This week, PPMD’s Abby Bronson, SVP of Research Strategy and Eric Camino, PhD, Director of Research and Clinical Innovation are attending the annual World Muscle Society (WMS) meeting, this year in Copenhagen, Denmark. Below, Abby and Eric provide an overview of some of the updates they heard during the second and third days of the meeting. You can read a recap from day one here.
Days 2 & 3
The second and third days of WMS featured a number of talks on the research ongoing in Duchenne.
Dystrophin and the Brain
The second day of WMS opened with a nice talk looking into the expression of dystrophin protein in the brain. The impact and role of dystrophin in the brain has not been as well characterized as skeletal muscle. By enhancing our knowledge of the relationship between dystrophin and the brain, will help to guide better treatment for those with Duchenne. While the talk was focused on dystrophin expression and its potential role, the following posters investigate the prevalence of neurodevelopmental symptoms in both Duchenne and Becker.
Day three featured an important talk on gene therapy, specifically AAV and the immune system. The immune system can make the use of viral vectors for gene therapy difficult. The challenges with pre-existing antibodies was discussed, as well as a number of efforts underway to circumvent these issue. These creative ideas are what is needed to help solve the issue to ensure all those with Duchenne can receive treatment.
In addition, Sarepta held a symposium that highlighted the success and safety of AAV in other diseases, which is promising for all the ongoing trials in Duchenne.
- Wave Life Sciences presented their phase 2/3 design which will have 3 arms randomized 1:1:1,, 3mg/kg, 4.5mg/kg and placebo. The trial will be 48 weeks in length and there will be two biopsies. This protocol is being designed as part of the FDA’s Complex Innovative Design (CID) pilot program and will be, in parallel, analyzing data from many natural history and placebo arms from external data sources in hopes that these will be robust enough to enrich the placebo arm, and adaptively reducing the number of placebo patients needed to conclusively analyze the trial results.
- Biophytis also presented an innovative statistical design using a composite measure, where measures of mobility, strength, and respiratory function will be combined in a composite measure. We will be watching both efforts closely.

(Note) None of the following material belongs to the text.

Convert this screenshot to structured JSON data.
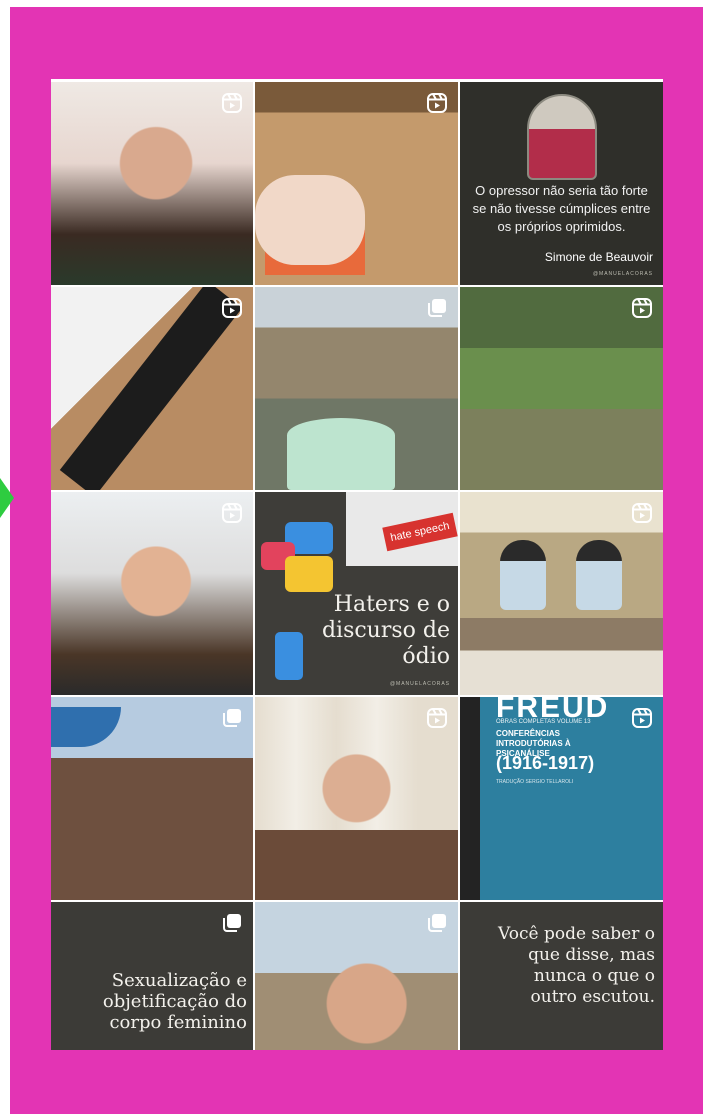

- There were many posters on novel outcome measures, from improving on existing measures to creating new ones, such as home video monitoring to ease trial burden on patients. The 100 m timed test – a measure that could be used instead of the 6 MWT as a measure of endurance – was shown to be responsive, predictive and reliable. We hope that this measure will provide a useful tool in clinical trials.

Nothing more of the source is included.